L’hivernage commença donc. Les traîneaux furent déchargés, les provisions rentrèrent à l’office ; les vêtements, les armes, les ustensiles, les fourrures, dans les magasins. Les chiens réintégrèrent leur « dog-house », et les rennes domestiques, leur étable.

Thomas Black dut s’occuper aussi de son réemménagement, et avec quel désespoir ! Le malheureux astronome reporta ses instruments, ses livres, ses cahiers dans sa chambre, et, plus irrité que jamais de « cette fatalité qui s’acharnait contre lui », il resta, comme avant, absolument étranger à tout ce qui se passait dans la factorerie.

Un jour suffit à la réinstallation générale, et alors recommença cette existence des hiverneurs, existence peu accidentée et qui paraîtrait si effroyablement monotone aux habitants des grandes villes. Les travaux d’aiguille, le raccommodage des vêtements, et même l’entretien des fourrures dont une partie du précieux stock, peut-être, pourrait être sauvée, puis, l’observation du temps, la surveillance du champ de glace, enfin la lecture, telles étaient les occupations et les distractions quotidiennes. Mrs. Paulina Barnett présidait à tout, et son influence se faisait sentir en toutes choses. Si, parfois, un léger désaccord survenait entre ces soldats, rendus quelquefois difficiles par les agacements du présent et les inquiétudes de l’avenir, il se dissipait vite aux paroles de Mrs. Paulina Barnett. La voyageuse avait un grand empire sur ce petit monde et ne l’employa jamais qu’au bien commun.

Kalumah s’était de plus en plus attachée à elle. Chacun aimait d’ailleurs la jeune Esquimaude, qui se montrait douce et serviable. Mrs. Paulina Barnett avait entrepris de faire son éducation, et elle y réussissait, car son élève était vraiment intelligente et friande de savoir. Elle la perfectionna dans l’étude de la langue anglaise, et elle lui apprit à lire et à écrire. D’ailleurs, en ces matières, Kalumah trouvait dix maîtres qui se disputaient le plaisir de la former ; car, de tous ces soldats, élevés dans les possessions anglaises ou en Angleterre, il n’en était pas un qui ne sût lire, écrire et compter.

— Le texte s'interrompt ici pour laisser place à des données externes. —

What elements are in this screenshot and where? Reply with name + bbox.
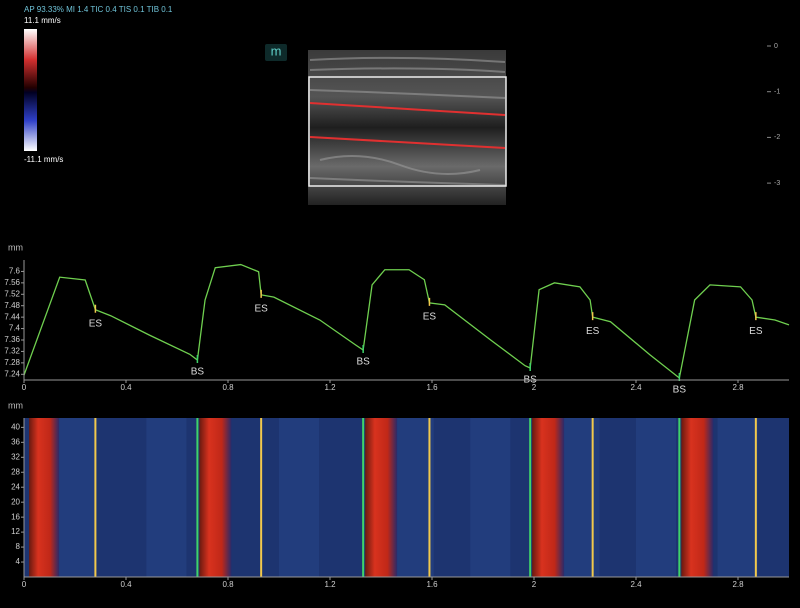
annotation-label: ES xyxy=(89,318,103,329)
color-bar xyxy=(24,29,37,151)
y-tick-label: 7.4 xyxy=(9,324,21,333)
x-tick-label: 2.8 xyxy=(732,580,744,589)
status-line: AP 93.33% MI 1.4 TIC 0.4 TIS 0.1 TIB 0.1 xyxy=(24,5,173,14)
systolic-band xyxy=(532,418,565,577)
tissue-texture xyxy=(309,56,506,186)
x-tick-label: 0 xyxy=(22,383,27,392)
m-mode-background xyxy=(24,418,789,577)
y-axis-label: mm xyxy=(8,400,23,410)
y-tick-label: 36 xyxy=(11,437,20,446)
x-tick-label: 2.4 xyxy=(630,580,642,589)
y-tick-label: 7.24 xyxy=(4,369,20,378)
y-tick-label: 7.52 xyxy=(4,289,20,298)
texture-column xyxy=(393,418,434,577)
scale-min: -11.1 mm/s xyxy=(24,155,63,164)
x-tick-label: 0.4 xyxy=(120,580,132,589)
systolic-band xyxy=(681,418,714,577)
wall-trace xyxy=(309,136,506,149)
y-tick-label: 4 xyxy=(16,557,21,566)
x-tick-label: 1.6 xyxy=(426,383,438,392)
y-tick-label: 28 xyxy=(11,467,20,476)
annotation-label: ES xyxy=(586,326,600,337)
mode-icon: m xyxy=(271,43,282,58)
y-tick-label: 32 xyxy=(11,452,20,461)
diameter-curve xyxy=(23,263,790,380)
depth-label: -1 xyxy=(774,89,780,96)
mode-icon-box xyxy=(265,44,287,61)
texture-column xyxy=(636,418,676,577)
x-tick-label: 0.8 xyxy=(222,580,234,589)
texture-column xyxy=(279,418,319,577)
texture-column xyxy=(146,418,187,577)
annotation-label: BS xyxy=(191,367,205,378)
b-mode-image xyxy=(308,50,507,205)
texture-column xyxy=(54,418,95,577)
x-tick-label: 2 xyxy=(532,383,537,392)
depth-label: 0 xyxy=(774,43,778,50)
systolic-band xyxy=(29,418,60,577)
roi-box xyxy=(308,76,507,187)
texture-column xyxy=(470,418,511,577)
x-tick-label: 0 xyxy=(22,580,27,589)
y-tick-label: 7.32 xyxy=(4,347,20,356)
y-tick-label: 7.56 xyxy=(4,278,20,287)
y-tick-label: 24 xyxy=(11,482,20,491)
y-tick-label: 7.6 xyxy=(9,267,21,276)
y-tick-label: 12 xyxy=(11,527,20,536)
x-tick-label: 0.4 xyxy=(120,383,132,392)
x-tick-label: 2 xyxy=(532,580,537,589)
annotation-label: BS xyxy=(356,357,370,368)
y-tick-label: 8 xyxy=(16,542,21,551)
y-tick-label: 7.44 xyxy=(4,312,20,321)
depth-label: -2 xyxy=(774,134,780,141)
systolic-band xyxy=(199,418,232,577)
y-axis-label: mm xyxy=(8,242,23,252)
x-tick-label: 1.6 xyxy=(426,580,438,589)
x-tick-label: 2.4 xyxy=(630,383,642,392)
texture-column xyxy=(717,418,758,577)
y-tick-label: 20 xyxy=(11,497,20,506)
annotation-label: ES xyxy=(749,326,763,337)
x-tick-label: 0.8 xyxy=(222,383,234,392)
y-tick-label: 7.36 xyxy=(4,335,20,344)
x-tick-label: 2.8 xyxy=(732,383,744,392)
systolic-band xyxy=(365,418,398,577)
scale-max: 11.1 mm/s xyxy=(24,16,61,25)
depth-label: -3 xyxy=(774,180,780,187)
y-tick-label: 16 xyxy=(11,512,20,521)
wall-trace xyxy=(309,102,506,116)
annotation-label: BS xyxy=(673,385,687,396)
y-tick-label: 7.28 xyxy=(4,358,20,367)
x-tick-label: 1.2 xyxy=(324,383,336,392)
y-tick-label: 40 xyxy=(11,422,20,431)
y-tick-label: 7.48 xyxy=(4,301,20,310)
annotation-label: ES xyxy=(254,303,268,314)
annotation-label: ES xyxy=(423,311,437,322)
x-tick-label: 1.2 xyxy=(324,580,336,589)
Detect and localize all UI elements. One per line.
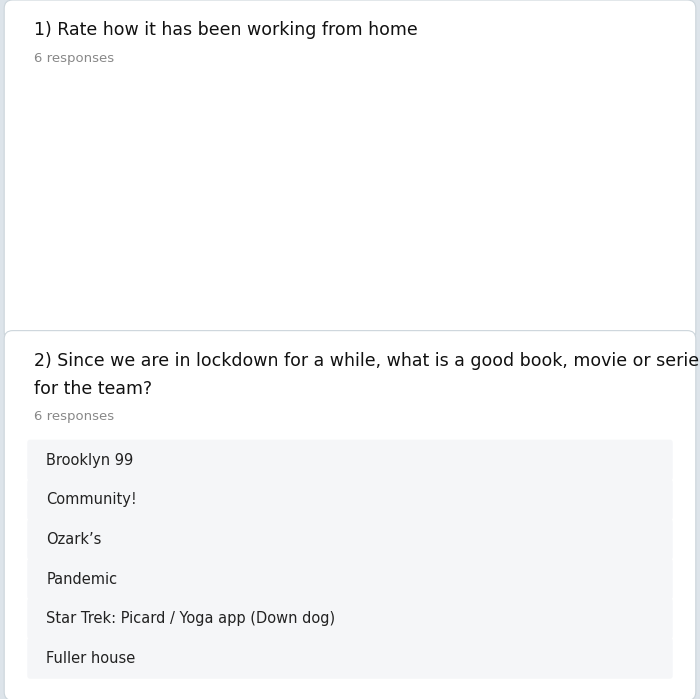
Text: 0 (0%): 0 (0%)	[116, 287, 155, 301]
Text: Pandemic: Pandemic	[46, 572, 118, 586]
Text: 6 responses: 6 responses	[34, 52, 113, 65]
Text: 2) Since we are in lockdown for a while, what is a good book, movie or series th: 2) Since we are in lockdown for a while,…	[34, 352, 700, 370]
Text: 0 (0%): 0 (0%)	[591, 287, 630, 301]
Text: 2 (33.3%): 2 (33.3%)	[344, 238, 402, 251]
Bar	[459, 126, 524, 304]
Bar	[221, 245, 286, 304]
Text: 6 responses: 6 responses	[34, 410, 113, 424]
Text: 1) Rate how it has been working from home: 1) Rate how it has been working from hom…	[34, 21, 417, 39]
Text: 1 (16.7%): 1 (16.7%)	[225, 268, 283, 281]
Text: Ozark’s: Ozark’s	[46, 532, 102, 547]
Text: Fuller house: Fuller house	[46, 651, 135, 665]
Bar	[340, 185, 405, 304]
Text: for the team?: for the team?	[34, 380, 152, 398]
Text: Brooklyn 99: Brooklyn 99	[46, 453, 134, 468]
Text: 3 (50%): 3 (50%)	[468, 208, 514, 222]
Text: Community!: Community!	[46, 492, 137, 507]
Text: Star Trek: Picard / Yoga app (Down dog): Star Trek: Picard / Yoga app (Down dog)	[46, 611, 335, 626]
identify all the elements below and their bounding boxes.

La construction du bateau fut activement poussée, et il devait être entièrement bordé et ponté avant la fin du mois. Au milieu de cette obscure atmosphère, Mac Nap et ses hommes travaillaient assidûment à la lueur de résines enflammées, pendant que les autres s’occupaient du gréement dans les magasins de la factorerie. La saison, bien qu’elle fût déjà fort avancée, demeurait toujours indécise. Le froid, quelquefois très vif, ne tenait pas, — ce qu’il fallait évidemment attribuer à la permanence des vents d’ouest.